One thing that I wondered last night is whether the dance floor gives you "club goggles" for how you perceive music taste. When you're on the floor strutting your stuff, it almost is like songs that would normally be completely "bad" to you lose their sour taste. Heck, as I said in the OP, i didn't even realize "Blurred Lines" was on until the chorus, and that terrified me. I also didn't complain about that "Cupid Shuffle" or "The Cha Cha Slide", even though I probably would in any other situation.
Do you thing this is a real phenomenon?

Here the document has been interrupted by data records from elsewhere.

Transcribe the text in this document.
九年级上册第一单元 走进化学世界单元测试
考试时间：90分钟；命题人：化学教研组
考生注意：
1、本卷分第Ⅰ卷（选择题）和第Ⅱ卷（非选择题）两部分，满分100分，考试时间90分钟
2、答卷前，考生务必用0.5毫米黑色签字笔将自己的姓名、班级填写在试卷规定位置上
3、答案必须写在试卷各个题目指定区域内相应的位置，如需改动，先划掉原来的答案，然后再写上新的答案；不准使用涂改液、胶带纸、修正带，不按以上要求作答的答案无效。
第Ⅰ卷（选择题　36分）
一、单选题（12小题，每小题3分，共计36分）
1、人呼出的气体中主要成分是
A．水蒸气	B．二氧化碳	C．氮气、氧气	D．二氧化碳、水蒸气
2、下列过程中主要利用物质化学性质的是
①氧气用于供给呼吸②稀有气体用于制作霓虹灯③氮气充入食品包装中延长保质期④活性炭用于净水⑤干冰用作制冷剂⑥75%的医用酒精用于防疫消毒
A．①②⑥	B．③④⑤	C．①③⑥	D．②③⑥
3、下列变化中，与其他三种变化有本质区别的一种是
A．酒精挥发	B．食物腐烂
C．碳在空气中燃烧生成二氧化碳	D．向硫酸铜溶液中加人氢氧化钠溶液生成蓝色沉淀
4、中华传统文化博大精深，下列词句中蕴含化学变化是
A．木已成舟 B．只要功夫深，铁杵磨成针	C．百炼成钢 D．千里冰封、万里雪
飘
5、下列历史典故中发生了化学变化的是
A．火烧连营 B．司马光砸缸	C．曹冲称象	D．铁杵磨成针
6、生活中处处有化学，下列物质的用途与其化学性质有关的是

If so, is it a good thing or a bad one?
i rambled a lot in my original response, so here's the skinny, focused version:
in short, i don't think "guilt" over problematic faves or whatever in the club is the most important thing. i think what is fascinating is this movement by QPOC to reclaim spaces that have been pretty consistently safe before the intrusion of other cultures into those spaces and the removal of capital from those spaces by larger entities. artists like Lotic, for example, very heavily stress the darkness of a changing club culture that circulates around such aesthetic concerns as DJ worship and such material concerns as frequent assaults of various kinds, as well as the gentrification of former spaces for the marginalized. i just think these structural concerns, responded to by individuals most affected in material or aesthetic ways, are much more fruitful for discussion than what i almost see as a direct effect of being in this weird fuzzy space where the alienation of the outside world dissolves in this special way.
as for a personal anecdote, i must say that "Taxi" is a nigh-unlistenable song, but one DJ in Cholula this summer managed to make me literally cry in the club dancing to it with a huge crowd of strangers, so there's definitely different "uses" for music that we tend to forget as direct or indirect western descendants of Teutonic ideals of separation of body and mind, art and experience, etc. it is with this gap in understanding that i make the argument that "Intelligent" Dance Music might thus be the most "Unintelligent" of all if looked at in the right light.
You could argue that "Crank Dat's" dance is just another novelty dance with sexual lyrics, but what about the "Shoot Out"? How should we critics of dance analyze a dance you're almost never allowed to perform in public? At other points of the album, Soulja gives us commands almost like they're dance moves ("If someone's talkin and talkin and you don't wanna hear...").
Is there such thing as dance criticism? If so, should a club show a Soulja Boy dance retrospective to have us experience these dance designs and go through them move-by-move? What do you guys think?